Poranek względnie pogodny, więc mozna było ruszyć do pracy rowerem, co uczyniłem z wielką radością. 

Przejrzystość moze nie była idealna ale w sam raz do klimatycznego porannego ładowanai endorfin, którego tak mało było w ostatnich dniach. Po praci totalna ciemność ale nic nie stało na przeszkodzie, by móc wykręcić kilka kilometrów. Pomyślałem, ze sobie zrobie małe kółko przez Pustachowską, Gębarzewo i powrót przez Mnichowo i Dalki. Gdy wjeżdżalem do Gębarzewa mgła była tak gęsta, ze musiałem spowolnić i sprawdzić wszystko mi świeci. 

Wygląda na to że wszystko było git.

Parę chwil później leżałem na torach, ból niesamowity, chwilowo oszołomiony. Jakiś pan sie pyta, czy wszystko ok - skoro ruszalem nogami, rękami czy głową wsio było ok. 

Co się tu stanęło? 


Tego sie nie spodziewałem. Przejeżdżając przez tory i oślepiony przez nadjeżdżające auto, pośliźnąłem na torach a przednie koło wpadło w szparę i .. zapewne napompowane balony, niezbyt dobra przyczepność opon swoje zrobiło

Na szczęscie poza obdartymi kolanami i łokciem nic poważniejszego sobie nie zrobiłem. Ale są za to straty finansowe. 

Do wymiany
- obręcz
- manetka tylnej przerzutki

Jak już zmieniać, to od razu przejdę do wymiany opon - te aktualne zostawię na nieco cieplesjsze dnie. 

masakra. 

Komentarze (11)

Auć... nie lubię przejeżdżania przez tory, miałem parę nieprzyjemnych sytuacji, raz nawet rymsnąłem (ale obrażenia były minimalne). Znajomi też mieli kilka nieprzyjemnych wywrotek, Ty jesteś kolejną osobą.

Faktyczne przejazdy pod skosem są najgorsze

meteor2017 21:34 wtorek, 3 stycznia 2017

@maniek1981: dobrze pamiętam ten incydent. Z 10 metrów wzdłuż tej szyny przejechałem. Jeszcze prawie pod koła Mercedesa się dostałem bo na jego pas mnie ściągnęło. I ten zeskok z rowera przez kierownicę :P

GrubyTno 18:46 poniedziałek, 12 grudnia 2016

Najgorsze są przejazdy przez torowiska pod skosem. Pamiętam jak rok temu z Karolem cisnęliśmy do Torunia i na torowisku w Inowrocławiu już praktycznie leżał. Uratowało go to, że nie miał spd i zdążył się podeprzeć jedną nogą.

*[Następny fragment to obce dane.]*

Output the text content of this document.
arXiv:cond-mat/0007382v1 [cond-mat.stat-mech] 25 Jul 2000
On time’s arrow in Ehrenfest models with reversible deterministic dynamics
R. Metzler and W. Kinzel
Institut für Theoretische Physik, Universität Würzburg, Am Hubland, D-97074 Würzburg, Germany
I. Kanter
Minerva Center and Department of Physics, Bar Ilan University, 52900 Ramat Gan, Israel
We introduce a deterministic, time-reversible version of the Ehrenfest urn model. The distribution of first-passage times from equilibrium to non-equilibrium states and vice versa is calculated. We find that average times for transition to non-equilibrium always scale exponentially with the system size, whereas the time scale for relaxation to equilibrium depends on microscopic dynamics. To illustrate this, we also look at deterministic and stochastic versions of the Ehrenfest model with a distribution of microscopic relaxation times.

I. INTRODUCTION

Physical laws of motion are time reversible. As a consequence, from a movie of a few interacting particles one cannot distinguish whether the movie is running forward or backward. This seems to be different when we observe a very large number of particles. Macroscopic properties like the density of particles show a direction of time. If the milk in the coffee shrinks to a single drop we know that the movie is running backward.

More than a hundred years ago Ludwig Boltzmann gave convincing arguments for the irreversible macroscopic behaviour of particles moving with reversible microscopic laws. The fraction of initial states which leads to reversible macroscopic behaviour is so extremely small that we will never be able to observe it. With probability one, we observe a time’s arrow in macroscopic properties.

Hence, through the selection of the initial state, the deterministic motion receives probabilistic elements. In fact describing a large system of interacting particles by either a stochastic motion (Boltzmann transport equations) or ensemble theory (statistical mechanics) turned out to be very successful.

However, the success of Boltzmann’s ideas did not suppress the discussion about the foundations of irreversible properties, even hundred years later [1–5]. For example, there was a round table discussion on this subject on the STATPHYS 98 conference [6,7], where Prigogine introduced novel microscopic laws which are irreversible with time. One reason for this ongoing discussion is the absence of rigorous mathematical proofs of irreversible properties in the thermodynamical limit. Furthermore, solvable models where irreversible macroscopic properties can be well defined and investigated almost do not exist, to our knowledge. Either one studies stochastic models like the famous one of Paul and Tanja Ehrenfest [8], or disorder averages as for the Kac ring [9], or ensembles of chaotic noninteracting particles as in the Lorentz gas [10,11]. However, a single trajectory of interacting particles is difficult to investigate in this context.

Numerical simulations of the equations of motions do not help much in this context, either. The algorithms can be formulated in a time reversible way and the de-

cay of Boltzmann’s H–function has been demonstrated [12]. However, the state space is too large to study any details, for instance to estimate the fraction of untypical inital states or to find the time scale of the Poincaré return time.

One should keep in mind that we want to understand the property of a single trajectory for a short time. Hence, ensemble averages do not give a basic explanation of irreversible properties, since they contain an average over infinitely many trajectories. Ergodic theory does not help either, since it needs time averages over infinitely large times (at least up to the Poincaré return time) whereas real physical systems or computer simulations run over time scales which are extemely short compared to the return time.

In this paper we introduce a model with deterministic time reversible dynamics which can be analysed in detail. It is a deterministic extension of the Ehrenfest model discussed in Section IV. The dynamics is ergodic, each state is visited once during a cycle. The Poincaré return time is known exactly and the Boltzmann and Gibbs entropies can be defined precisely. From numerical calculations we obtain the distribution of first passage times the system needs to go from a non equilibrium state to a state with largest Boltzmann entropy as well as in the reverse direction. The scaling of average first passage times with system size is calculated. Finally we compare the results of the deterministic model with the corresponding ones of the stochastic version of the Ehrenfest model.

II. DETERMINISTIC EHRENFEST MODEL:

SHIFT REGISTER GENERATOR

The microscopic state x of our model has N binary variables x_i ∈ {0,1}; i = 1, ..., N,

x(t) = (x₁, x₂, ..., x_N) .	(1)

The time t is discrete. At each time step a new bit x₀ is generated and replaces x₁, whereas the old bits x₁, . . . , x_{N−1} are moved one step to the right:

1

maniek1981 22:37 sobota, 3 grudnia 2016

@sebek: obręcz do wymiany
@andale: predzej jesień niż zima ;-)

bobiko 15:05 piątek, 2 grudnia 2016

Ja w zeszłym tygodniu też zaliczyłem glebę podczas wchodzenia w zakręt. Zima czai się na każdym kroku.

andale 22:10 wtorek, 29 listopada 2016

Uuuuu - to musiało boleć. Dobrze że mimo wszystko się jakoś pozbierałeś.
Obręcz się pogięła?

sebekfireman 16:56 wtorek, 29 listopada 2016

nie, za szybko z pewnością nie, tym bardziej ze była już dość mocna mgła .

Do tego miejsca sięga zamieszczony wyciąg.